In Mytilene, the capital of Lesbos, police on Tuesday reportedly evicted several people when a group of hunger-striking refugees camped out in the town’s square refused to be transferred to another area outside the centre.
Also on Tuesday, local media reported that at least seven refugees were arrested in the Moria camp, a closed facility, for arson, attempting to cause bodily injury, disruption of the peace and other violations.
The arrests came a day after residents of Lesbos went on strike against the presence of more than 8,500 asylum seekers on the island.
Spyros Galinos, the mayor of Lesbos, insisted that the island’s inhabitants have “struggled day and night for months on to shelter people who suffered from the consequences of war” throughout the last three years.
Around a million refugees passed through the island during that period, he added.
“Today though, we feel abandoned and forgotten by both the Greek government and the European Union, as both our community and the refugees are getting punished,” he told Al Jazeera on Wednesday.
“For months now, I kept appealing to both Athens and Brussels to take action as the refugee crisis is intensifying again.”

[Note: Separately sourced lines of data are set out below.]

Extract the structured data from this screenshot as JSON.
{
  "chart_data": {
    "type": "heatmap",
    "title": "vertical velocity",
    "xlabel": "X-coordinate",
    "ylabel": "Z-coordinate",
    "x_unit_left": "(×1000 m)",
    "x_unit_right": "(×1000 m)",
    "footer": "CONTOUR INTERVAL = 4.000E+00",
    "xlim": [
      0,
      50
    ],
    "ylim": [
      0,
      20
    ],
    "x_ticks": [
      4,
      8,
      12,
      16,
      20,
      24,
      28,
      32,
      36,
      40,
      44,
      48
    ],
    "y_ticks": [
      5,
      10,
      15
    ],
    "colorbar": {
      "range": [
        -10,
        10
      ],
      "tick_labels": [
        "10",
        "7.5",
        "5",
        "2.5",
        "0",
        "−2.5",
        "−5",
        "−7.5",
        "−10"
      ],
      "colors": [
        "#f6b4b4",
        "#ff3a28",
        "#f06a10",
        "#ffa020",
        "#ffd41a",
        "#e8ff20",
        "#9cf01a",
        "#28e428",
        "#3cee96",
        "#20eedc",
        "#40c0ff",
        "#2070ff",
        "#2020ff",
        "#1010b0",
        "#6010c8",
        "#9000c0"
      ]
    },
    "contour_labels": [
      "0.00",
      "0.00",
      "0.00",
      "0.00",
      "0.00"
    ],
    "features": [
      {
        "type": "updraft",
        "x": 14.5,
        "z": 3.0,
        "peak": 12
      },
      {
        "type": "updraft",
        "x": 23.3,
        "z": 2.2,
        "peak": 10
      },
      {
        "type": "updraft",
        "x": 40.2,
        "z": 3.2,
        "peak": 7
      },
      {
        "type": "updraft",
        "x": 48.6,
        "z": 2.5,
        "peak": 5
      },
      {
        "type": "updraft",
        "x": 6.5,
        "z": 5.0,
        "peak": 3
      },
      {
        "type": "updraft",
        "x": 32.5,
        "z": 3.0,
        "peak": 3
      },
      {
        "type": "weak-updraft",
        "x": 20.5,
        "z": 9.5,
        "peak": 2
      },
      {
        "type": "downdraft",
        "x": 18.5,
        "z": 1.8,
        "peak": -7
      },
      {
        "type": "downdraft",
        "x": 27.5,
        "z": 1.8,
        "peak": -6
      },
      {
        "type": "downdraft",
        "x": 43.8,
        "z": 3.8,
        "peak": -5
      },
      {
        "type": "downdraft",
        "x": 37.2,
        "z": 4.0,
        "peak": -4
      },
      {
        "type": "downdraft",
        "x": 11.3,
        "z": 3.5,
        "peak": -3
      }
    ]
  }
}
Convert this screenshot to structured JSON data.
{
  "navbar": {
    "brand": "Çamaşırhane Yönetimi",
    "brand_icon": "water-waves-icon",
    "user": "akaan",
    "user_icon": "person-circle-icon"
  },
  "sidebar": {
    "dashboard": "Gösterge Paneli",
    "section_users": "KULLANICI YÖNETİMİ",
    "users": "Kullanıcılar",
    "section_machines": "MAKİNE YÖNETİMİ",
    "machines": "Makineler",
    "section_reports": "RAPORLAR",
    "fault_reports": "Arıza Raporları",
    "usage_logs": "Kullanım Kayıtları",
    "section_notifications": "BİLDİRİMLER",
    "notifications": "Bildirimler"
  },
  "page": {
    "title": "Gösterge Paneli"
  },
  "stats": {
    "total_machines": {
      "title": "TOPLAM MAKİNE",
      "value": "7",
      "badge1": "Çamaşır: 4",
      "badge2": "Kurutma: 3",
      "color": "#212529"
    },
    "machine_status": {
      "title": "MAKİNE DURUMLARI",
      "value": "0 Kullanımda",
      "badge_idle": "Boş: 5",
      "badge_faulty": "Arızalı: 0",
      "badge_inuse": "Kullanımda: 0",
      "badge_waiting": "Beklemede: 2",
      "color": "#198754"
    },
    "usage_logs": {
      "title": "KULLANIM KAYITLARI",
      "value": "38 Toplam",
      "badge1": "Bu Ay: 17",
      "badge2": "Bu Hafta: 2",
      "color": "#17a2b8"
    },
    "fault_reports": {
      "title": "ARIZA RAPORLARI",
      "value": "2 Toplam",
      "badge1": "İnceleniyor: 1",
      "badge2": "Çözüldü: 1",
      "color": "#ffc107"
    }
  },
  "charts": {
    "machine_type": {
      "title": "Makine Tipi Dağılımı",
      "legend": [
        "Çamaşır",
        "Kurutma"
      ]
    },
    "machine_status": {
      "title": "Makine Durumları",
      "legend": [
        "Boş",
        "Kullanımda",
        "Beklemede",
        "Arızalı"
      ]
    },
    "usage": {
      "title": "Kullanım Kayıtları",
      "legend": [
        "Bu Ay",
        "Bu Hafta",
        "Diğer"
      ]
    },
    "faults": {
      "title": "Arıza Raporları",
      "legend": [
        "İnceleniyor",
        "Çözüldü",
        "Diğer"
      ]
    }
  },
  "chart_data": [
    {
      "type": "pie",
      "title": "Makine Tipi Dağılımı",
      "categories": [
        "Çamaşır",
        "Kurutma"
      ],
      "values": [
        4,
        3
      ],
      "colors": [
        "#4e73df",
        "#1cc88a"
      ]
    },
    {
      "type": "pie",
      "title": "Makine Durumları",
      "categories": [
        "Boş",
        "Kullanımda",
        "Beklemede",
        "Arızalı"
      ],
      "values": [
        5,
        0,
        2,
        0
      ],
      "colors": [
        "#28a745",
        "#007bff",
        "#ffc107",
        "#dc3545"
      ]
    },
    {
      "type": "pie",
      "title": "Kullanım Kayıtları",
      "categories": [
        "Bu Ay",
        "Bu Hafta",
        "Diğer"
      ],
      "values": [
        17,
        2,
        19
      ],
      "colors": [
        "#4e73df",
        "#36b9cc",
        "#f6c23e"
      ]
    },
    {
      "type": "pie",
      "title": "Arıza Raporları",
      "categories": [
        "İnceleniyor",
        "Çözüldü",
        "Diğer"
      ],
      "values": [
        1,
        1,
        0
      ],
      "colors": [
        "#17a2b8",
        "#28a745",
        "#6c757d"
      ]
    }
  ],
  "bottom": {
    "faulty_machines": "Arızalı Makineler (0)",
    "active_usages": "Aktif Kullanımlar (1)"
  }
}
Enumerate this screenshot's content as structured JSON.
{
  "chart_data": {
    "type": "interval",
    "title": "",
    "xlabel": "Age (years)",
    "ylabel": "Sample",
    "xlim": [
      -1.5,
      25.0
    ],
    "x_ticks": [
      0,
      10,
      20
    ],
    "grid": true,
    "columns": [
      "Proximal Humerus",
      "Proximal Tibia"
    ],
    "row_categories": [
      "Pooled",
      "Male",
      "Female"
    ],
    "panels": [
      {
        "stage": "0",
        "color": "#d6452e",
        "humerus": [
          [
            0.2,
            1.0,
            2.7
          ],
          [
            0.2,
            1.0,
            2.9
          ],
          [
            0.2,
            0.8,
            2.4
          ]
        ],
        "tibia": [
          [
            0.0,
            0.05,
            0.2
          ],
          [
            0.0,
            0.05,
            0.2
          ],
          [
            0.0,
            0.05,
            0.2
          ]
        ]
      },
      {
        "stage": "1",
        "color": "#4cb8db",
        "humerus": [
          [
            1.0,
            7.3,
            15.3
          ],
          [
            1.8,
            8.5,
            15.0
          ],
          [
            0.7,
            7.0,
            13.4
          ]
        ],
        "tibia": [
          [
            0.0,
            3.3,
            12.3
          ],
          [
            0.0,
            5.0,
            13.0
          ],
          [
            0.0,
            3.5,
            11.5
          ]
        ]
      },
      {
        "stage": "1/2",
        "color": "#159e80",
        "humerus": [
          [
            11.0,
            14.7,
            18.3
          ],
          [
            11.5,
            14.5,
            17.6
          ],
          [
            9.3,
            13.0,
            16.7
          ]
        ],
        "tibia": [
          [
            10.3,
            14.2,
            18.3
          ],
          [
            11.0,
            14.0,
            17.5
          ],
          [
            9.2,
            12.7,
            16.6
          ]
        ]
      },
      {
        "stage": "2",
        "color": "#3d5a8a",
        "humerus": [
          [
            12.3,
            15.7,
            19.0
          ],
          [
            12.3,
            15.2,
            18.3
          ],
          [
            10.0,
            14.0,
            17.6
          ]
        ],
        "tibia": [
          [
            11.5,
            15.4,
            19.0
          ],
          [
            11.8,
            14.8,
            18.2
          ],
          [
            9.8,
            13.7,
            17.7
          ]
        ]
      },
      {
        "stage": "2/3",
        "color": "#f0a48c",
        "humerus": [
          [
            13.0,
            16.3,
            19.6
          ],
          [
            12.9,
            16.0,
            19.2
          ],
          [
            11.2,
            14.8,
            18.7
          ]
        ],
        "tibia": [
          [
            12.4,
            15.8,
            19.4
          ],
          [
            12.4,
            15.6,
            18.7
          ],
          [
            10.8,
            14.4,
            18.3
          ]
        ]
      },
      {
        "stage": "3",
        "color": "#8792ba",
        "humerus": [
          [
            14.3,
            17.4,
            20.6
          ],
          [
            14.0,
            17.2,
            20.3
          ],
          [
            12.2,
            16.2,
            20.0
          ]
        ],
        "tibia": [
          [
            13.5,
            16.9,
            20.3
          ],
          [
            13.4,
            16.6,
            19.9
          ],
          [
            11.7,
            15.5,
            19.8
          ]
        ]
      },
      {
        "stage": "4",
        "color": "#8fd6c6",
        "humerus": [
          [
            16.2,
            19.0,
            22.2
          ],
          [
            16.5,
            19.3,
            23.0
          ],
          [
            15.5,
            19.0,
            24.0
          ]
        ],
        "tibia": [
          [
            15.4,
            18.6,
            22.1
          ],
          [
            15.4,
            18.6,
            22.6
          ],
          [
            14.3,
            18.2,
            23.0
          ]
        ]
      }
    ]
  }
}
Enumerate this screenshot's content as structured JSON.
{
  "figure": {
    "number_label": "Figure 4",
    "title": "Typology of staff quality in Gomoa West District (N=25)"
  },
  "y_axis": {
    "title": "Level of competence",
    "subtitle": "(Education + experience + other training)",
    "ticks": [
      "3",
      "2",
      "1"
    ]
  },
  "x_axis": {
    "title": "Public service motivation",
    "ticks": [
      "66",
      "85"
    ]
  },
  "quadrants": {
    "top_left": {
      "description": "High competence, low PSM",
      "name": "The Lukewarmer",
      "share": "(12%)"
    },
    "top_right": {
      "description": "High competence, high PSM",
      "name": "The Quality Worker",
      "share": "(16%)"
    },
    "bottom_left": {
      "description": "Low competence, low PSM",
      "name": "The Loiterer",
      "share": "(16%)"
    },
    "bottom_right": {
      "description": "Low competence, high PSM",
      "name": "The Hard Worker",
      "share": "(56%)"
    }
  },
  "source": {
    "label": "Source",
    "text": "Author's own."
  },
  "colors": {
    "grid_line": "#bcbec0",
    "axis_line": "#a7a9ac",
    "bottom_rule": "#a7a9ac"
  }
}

Galinos added: “Lesbos, an island of democracy, humanity, and culture, is slowly turning into an open-air detention camp, a large jail where refugees are living under abhorrent conditions, and our community is coming under unbearable pressure, risking falling prey to extremist and populist rhetoric.”
More than 25,000 refugees and migrants have crossed the Aegean Sea to Greek islands from Turkey so far this year, according to the United Nations’ refugee agency (UNHCR). Of that total, children make up more than 37 percent.
The majority of arrivals have fled war in Syria, Iraq and Afghanistan.
Cheshirkov, the UNHCR spokesman, explained that the humanitarian situation on the islands has rapidly declined amid increasing refugee arrivals.
On Lesbos, more than 6,000 people are crowded in the Moria camp, which was designed to hold less than 2,000.
“Right now, it is dangerous for children, families, and vulnerable people to stay in Moria. Conditions could still deteriorate if overcrowding persists and as colder weather sets in,” Cheshirkov told Al Jazeera by email.
In Vial, a camp on Chios, more than 2,000 people live in a space meant to hold 1,000, he added.
On Samos, more than 1,600 are crammed in a camp equipped for 700, according to Cheshirkov.
Speaking to the Greek daily Ekathimerini earlier this month, Migration Minister Yiannis Mouzalas defended the Greek government’s policy towards asylum seekers and the EU-Turkey deal.
“Despite the difficulties of [the deal], which has gray areas Europe must clarify, it is a useful agreement for Greece,” he said.
“Migration and refugee flows of this magnitude have to be dealt with, with agreements of this sort.”